PEC estrema urgenza da Poste Italiane: “Sistema di sicurezza obsoleto” | Costretti a chiedere il cambio allo sportello

App Poste Italiane - Depositphotos - Palermolive

Attenzione alle nuove regole: malware e hacker sono sempre più pericolosi. Basta poco per mettersi al sicuro

Poste Italiane ha attivato ormai da tempo il presidio obbligatorio di sicurezza per le sue applicazioni Poste Italiane, BancoPosta e Postepay al fine di proteggere la clientela digitale da potenziali minacce e frodi online. L’adozione di questo presidio di sicurezza richiede l’autorizzazione esplicita da parte del cliente per l’accesso a determinati dati.

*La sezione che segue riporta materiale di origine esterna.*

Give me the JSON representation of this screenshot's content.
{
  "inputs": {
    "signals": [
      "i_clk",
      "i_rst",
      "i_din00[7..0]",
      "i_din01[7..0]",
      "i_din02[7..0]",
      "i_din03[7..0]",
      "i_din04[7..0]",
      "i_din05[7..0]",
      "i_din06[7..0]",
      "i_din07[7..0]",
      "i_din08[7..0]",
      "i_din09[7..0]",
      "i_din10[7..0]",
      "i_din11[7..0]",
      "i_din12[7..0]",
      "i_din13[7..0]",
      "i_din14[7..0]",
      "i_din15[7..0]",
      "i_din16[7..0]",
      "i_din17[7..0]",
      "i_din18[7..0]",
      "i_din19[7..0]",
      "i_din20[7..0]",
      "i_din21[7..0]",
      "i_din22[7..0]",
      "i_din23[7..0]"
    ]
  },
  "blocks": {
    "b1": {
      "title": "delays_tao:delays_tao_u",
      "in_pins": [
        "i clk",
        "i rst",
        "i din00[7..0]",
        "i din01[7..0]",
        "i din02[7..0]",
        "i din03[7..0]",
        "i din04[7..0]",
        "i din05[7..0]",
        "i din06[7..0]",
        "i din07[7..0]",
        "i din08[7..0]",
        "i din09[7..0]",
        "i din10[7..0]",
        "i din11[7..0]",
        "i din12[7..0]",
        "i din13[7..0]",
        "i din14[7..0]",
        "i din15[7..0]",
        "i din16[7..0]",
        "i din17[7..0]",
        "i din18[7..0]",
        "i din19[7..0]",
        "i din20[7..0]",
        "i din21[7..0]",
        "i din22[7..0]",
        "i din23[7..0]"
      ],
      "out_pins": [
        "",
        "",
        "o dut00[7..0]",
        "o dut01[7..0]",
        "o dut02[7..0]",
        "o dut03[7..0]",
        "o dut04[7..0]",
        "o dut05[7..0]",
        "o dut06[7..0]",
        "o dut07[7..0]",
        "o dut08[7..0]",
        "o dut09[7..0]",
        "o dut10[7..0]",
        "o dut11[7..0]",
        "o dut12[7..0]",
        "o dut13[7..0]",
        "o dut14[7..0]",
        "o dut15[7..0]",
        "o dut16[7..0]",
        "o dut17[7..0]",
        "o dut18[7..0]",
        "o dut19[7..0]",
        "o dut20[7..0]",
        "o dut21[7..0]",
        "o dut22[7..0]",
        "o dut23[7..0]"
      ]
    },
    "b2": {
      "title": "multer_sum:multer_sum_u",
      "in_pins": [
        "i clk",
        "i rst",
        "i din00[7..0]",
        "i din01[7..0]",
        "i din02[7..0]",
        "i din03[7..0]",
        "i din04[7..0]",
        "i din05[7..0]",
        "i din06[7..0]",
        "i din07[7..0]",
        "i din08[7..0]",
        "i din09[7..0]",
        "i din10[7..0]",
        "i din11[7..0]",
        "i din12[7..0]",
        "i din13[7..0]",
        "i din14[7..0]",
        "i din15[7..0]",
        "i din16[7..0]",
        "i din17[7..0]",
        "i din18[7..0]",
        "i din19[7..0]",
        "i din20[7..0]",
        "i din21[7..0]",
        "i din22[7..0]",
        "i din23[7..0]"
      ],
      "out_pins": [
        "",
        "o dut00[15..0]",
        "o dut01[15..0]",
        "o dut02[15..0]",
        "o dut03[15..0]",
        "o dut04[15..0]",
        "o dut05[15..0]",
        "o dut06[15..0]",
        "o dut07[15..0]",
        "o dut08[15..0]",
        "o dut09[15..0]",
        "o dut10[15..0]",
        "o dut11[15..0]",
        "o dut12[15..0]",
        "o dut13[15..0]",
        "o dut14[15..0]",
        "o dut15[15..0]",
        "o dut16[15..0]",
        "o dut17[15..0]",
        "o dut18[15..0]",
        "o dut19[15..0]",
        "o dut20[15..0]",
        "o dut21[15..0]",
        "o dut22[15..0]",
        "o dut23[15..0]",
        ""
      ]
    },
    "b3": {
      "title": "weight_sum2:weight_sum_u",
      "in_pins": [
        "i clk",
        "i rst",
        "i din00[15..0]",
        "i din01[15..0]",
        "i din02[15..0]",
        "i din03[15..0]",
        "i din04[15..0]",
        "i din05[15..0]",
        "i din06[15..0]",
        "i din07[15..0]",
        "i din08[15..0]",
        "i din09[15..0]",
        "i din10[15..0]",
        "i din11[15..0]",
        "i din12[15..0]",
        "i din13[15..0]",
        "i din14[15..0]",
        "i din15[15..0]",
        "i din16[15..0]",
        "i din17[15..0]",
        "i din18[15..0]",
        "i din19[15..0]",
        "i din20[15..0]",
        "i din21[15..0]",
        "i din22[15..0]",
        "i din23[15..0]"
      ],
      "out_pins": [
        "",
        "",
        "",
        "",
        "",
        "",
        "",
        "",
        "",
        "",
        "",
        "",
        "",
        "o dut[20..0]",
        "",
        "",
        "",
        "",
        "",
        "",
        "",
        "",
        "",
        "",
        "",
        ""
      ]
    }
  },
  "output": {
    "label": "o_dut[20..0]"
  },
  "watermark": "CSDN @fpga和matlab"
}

Questo consente a Poste Italiane di condurre verifiche antifrode e valutare l’autenticità del dispositivo su cui sono installate le applicazioni, nonché delle operazioni di pagamento effettuate. Un aspetto importante di questa procedura è la verifica della presenza di software dannosi, cioè i “malware”, nel dispositivo dell’utente.

Durante questo processo vengono esaminati esclusivamente i dati strettamente necessari per le verifiche antifrode. Poste Italiane assicura quindi che non avviene alcuna visione o acquisizione dei dati relativi al contenuto di altre applicazioni o informazioni personali presenti nel dispositivo, come foto o messaggi.

La decisione di introdurre tali misure di sicurezza è motivata dalla volontà di Poste Italiane di proteggere la sua clientela digitale e di conformarsi agli obblighi normativi previsti dalla Direttiva Europea sui Servizi di Pagamento (PSD2).

Le raccomandazioni di Poste Italiane

Frequentissimi sono i promemoria di Poste Italiane per ricordare agli utenti di proteggere le informazioni personali e finanziarie online. Mai fornire credenziali di accesso, dati delle carte o codici segreti tramite email, sms o telefonate, poiché potrebbero essere tentativi di frode.

Sarebbe ideale poi  controllare attentamente la provenienza delle email sospette e di segnalare eventuali tentativi di phishing a Poste Italiane. Per garantire la sicurezza, è consigliato utilizzare l’App ufficiale di Poste Italiane per essere aggiornati sulle operazioni finanziarie e attivare funzionalità di sicurezza come anti-malware.

Poste Italiane – Depositphotos – Palermolive

L’annuncio improvviso

Poste Italiane ha annunciato l’intenzione di potenziare la sicurezza delle comunicazioni elettroniche, con particolare riguardo agli associati di Federfarma. Attraverso una comunicazione inviata agli indirizzi Pec degli associati, è stata dichiarata la dismissione di protocolli di autenticazione obsoleti, tra cui Cram-Md5, Apop e Digest-Md5, utilizzati da client di posta come Outlook e Thunderbird.

L’obiettivo principale è quello di elevare il livello di sicurezza del servizio di posta elettronica, al fine di garantire una maggiore protezione dei dati e delle informazioni scambiate tramite email, riducendo così i rischi associati all’uso di protocolli non più considerati sicuri.